Visto l'atto d'intervento del Presidente del Consiglio dei ministri;
udito nella camera di consiglio del 7 marzo 2001 il Giudice relatore Franco Bile;
Ritenuto in fatto1.- Il Tribunale di Torino (in composizione monocratica) - nel corso di tre giudizi civili riuniti, proposti da M. B. contro il Ministero delle finanze, in opposizione avverso atti di accertamento di violazioni e di irrogazione delle correlate sanzioni per l’omesso versamento di imposte di bollo in atti giudiziari - ha sollevato questione di legittimità costituzionale, per contrasto con gli articoli 3 e 24 della Costituzione, dell’articolo 10 della legge 11 agosto 1973, n. 533 (Disciplina delle controversie individuali di lavoro e delle controversie in materia di previdenza e di assistenza obbligatorie), che ha sostituito l’articolo unico della legge 2 aprile 1958, n. 319 (Esonero da ogni spesa e tassa per i giudizi di lavoro), nella parte in cui <<esclude, ovvero non contempla>> il regime di gratuità e di esenzione, senza limite di valore o di competenza, dall’imposta di bollo, di registro e da ogni spesa, tassa, o diritto di qualsiasi specie e natura, per i giudizi aventi ad oggetto azioni surrogatorie (art. 2900 del codice civile) o revocatorie (art. 2901 del codice civile), nonché per il procedimento di sequestro conservativo funzionale all’esercizio della revocatoria (art. 2905, secondo comma, del codice civile), qualora il loro esperimento avvenga per conservare la garanzia patrimoniale di un credito di lavoro.

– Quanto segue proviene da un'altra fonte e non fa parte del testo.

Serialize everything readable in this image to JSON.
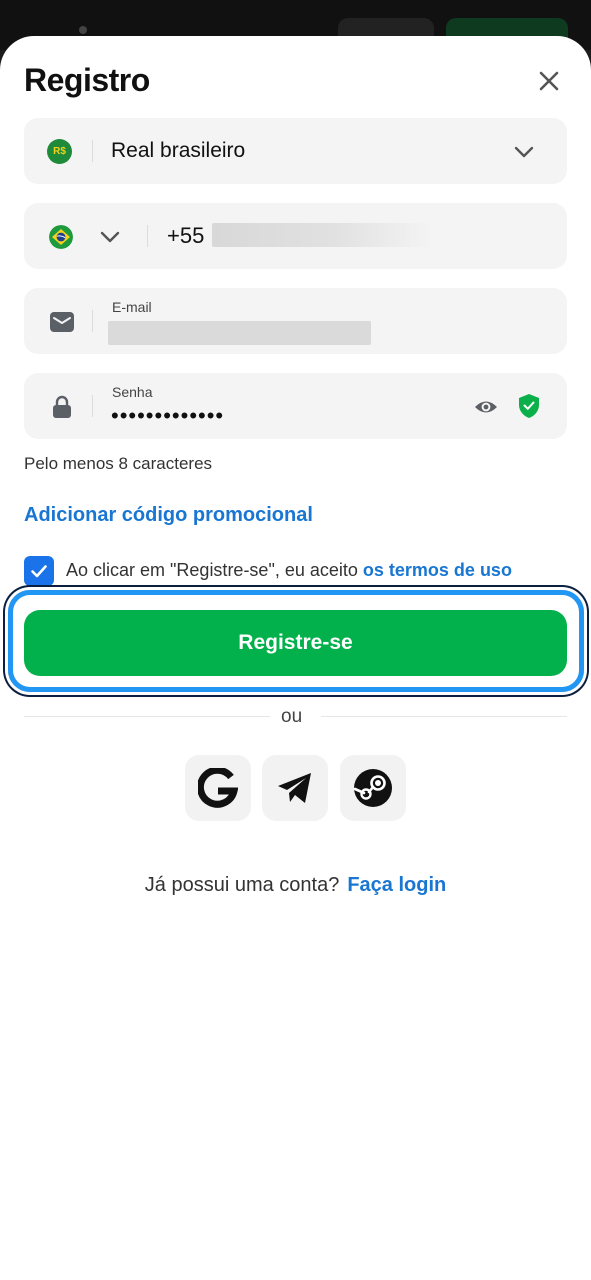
{
  "title": "Registro",
  "currency": {
    "badge": "R$",
    "value": "Real brasileiro"
  },
  "phone": {
    "code": "+55"
  },
  "email": {
    "label": "E-mail"
  },
  "password": {
    "label": "Senha",
    "masked_value": "•••••••••••••"
  },
  "password_hint": "Pelo menos 8 caracteres",
  "promo_link": "Adicionar código promocional",
  "terms": {
    "text": "Ao clicar em \"Registre-se\", eu aceito ",
    "link": "os termos de uso",
    "checked": true
  },
  "register_button": "Registre-se",
  "divider_text": "ou",
  "social": [
    "google-icon",
    "telegram-icon",
    "steam-icon"
  ],
  "login": {
    "prompt": "Já possui uma conta?",
    "link": "Faça login"
  },
  "colors": {
    "accent": "#1976d2",
    "primary_button": "#02b14b",
    "checkbox": "#1a73e8",
    "focus_ring": "#2196f3"
  }
}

Il rimettente dà atto che l’opponente, dopo avere ottenuto dal Pretore di Torino, in funzione di giudice del lavoro, sentenza di condanna del suo datore di lavoro al pagamento di lire 35.035.286, aveva provveduto ad instaurare nei confronti del medesimo e di altri due soggetti, azione revocatoria ex art. 2901 cod. civ., in relazione ad atti di disposizione patrimoniale compiuti in loro favore dal suo datore di lavoro. Rileva, quindi, che l’opponente non aveva assolto l’imposta di bollo nel relativo giudizio e che da ciò erano stati originati gli atti di accertamento e di irrogazione delle sanzioni oggetto dell’opposizione.
Il rimettente osserva che lo stesso opponente ha sollevato la questione di legittimità costituzionale e ne fa propri i motivi di non manifesta infondatezza, rilevando che l’esclusione dalle esenzioni e dalla gratuità previste dalla norma impugnata dei giudizi instaurati dal <<creditore di lavoro>> con le azioni di conservazione della garanzia patrimoniale, determinerebbe un’ingiustificata disparità di trattamento tra il creditore costretto da atti di disposizione pregiudizievoli ad esercitare quelle azioni per ottenere la realizzazione del proprio credito ed il creditore che agisca esecutivamente, eventualmente procedendo ad espropriazione immobiliare. La disparità di trattamento sarebbe ingiustificata, data l’omogeneità delle situazioni <<sotto il profilo funzionale del ricorso alla tutela giurisdizionale del diritto nascente dal rapporto di lavoro>>.
Inoltre, la mancata estensione dell’esenzione alle azioni in esame violerebbe anche il diritto di azione e di difesa ex art. 24 Cost., <<risultando certamente più oneroso e difficile per il lavoratore instaurare un giudizio diretto a ricostituire la garanzia patrimoniale pregiudicata dal proprio debitore>>.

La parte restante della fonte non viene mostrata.